Third, Page’s “solution” to his rage and alienation — killing innocent people then dying in a gun battle with the police — is a product of what I call “Old Right” thinking. By the Old Right, I mean classical Fascism and National Socialism and their contemporary imitators who believe that White Nationalism can be advanced through such means as one party-politics, terrorism, totalitarianism, imperialism, and genocide. The skinhead subculture to which Page belonged is a hotbed of Old Right thinking, rife with fantasies of race war, lone wolf attacks on non-whites, and heroic last stands that end in a hail of police bullets. Intelligent and honorable people have emerged from the skinhead movement and other contemporary “Old Right” tendencies. But there have been more than a few spree-killers as well.

This kind of violence is worse than a crime. It is a mistake. It does nothing to advance our cause and much to set us back.

Given that reason, science, and history are all on our side, and the greatest apparatus of coercion and brainwashing in human history is on the enemy’s side, doesn’t it make sense to attack the enemy at his weakest point rather than at his strongest? This is why the North American New Right pursues White Nationalism through intellectual and cultural means: we critique the hegemony [2] of anti-white ideas and seek to establish a counter-hegemony of pro-white ideas.
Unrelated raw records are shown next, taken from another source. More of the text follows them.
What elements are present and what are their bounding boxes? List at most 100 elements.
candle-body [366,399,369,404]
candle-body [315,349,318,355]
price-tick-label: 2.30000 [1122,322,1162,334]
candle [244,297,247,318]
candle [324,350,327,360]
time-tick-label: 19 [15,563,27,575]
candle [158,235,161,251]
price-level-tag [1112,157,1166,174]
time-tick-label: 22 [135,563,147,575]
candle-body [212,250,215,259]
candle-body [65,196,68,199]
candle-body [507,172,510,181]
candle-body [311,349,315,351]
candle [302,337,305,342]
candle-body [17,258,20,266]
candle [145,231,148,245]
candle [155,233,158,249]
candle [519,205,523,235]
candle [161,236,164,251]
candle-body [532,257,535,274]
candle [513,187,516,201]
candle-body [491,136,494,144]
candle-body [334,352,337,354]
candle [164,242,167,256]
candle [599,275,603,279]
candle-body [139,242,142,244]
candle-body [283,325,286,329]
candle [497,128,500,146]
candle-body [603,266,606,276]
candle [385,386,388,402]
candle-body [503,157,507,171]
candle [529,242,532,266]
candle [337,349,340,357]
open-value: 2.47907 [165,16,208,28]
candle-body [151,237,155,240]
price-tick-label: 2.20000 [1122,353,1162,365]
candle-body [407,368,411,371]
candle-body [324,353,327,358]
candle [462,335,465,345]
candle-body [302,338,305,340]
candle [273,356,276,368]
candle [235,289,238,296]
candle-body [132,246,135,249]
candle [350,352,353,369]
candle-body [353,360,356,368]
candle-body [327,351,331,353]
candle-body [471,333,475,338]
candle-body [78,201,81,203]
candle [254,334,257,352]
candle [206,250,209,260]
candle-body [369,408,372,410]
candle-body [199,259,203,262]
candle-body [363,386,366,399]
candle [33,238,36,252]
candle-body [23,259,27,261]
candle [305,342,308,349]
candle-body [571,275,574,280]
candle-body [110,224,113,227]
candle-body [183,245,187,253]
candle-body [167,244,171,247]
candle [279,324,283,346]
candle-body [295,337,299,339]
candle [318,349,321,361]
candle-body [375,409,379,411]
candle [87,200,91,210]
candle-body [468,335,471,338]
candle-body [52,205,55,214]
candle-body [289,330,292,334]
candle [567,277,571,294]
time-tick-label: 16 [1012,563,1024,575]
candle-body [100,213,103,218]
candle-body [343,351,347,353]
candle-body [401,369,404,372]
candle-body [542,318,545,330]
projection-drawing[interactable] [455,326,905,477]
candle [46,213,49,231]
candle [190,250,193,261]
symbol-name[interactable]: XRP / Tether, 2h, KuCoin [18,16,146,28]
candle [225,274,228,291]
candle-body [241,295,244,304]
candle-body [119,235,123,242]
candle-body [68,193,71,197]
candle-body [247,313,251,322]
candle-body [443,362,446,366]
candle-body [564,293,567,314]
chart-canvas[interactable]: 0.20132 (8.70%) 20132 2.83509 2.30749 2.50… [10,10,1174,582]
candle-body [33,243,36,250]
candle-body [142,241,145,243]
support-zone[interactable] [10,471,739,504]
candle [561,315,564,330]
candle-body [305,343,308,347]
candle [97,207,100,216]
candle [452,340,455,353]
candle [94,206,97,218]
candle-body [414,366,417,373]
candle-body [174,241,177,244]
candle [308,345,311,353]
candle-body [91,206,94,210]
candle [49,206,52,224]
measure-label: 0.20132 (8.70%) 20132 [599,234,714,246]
Only a fool picks a battle he cannot win, and we cannot win with violence [3]. Fortunately, we don’t have to. The Left lost the Cold War but won the peace through the establishment of intellectual and cultural hegemony. We can beat them the same way, and we don’t have to all be rocket scientists to do it, since anyone of even moderate intelligence can make real progress by simply repeating Bob Whitaker’s talking points.

Furthermore, the only form of violence that even has a chance to be productive in halting multiculturalism and non-white immigration would target the people responsible for these policies, not innocent immigrants. Moreover, killing innocent people (and at a place of worship!) has entirely predictable results. First, such violence creates sympathy for immigrants. (Even I feel sympathy for them, and I would deport them tomorrow if I had the power.) Second, it plays into the establishment narrative of evil, crazy, intolerant whites whose gun rights must be taken away.

So Page’s choice of targets was superficial and frankly stupid. Was he even thinking about the larger good of his people? Or was he merely indulging in blind, self-destructive spite? How exactly does behaving like repugnant maniacs help White Nationalists establish ourselves as representatives of the long-term best interests of our people?

I wish I could erect a wall between myself and the kind of unstable, undisciplined people who go on killing sprees, but you can’t change the world from a bunker. Thus responsible white advocates need to adopt the next best course of action: (1) we must be alert to the signs of mental instability and a propensity to wildcat violence and rigorously screen out such people, and (2) we need draw clear, unambiguous intellectual lines between New Right and Old Right approaches [4].

I just hope I don’t have to do this often.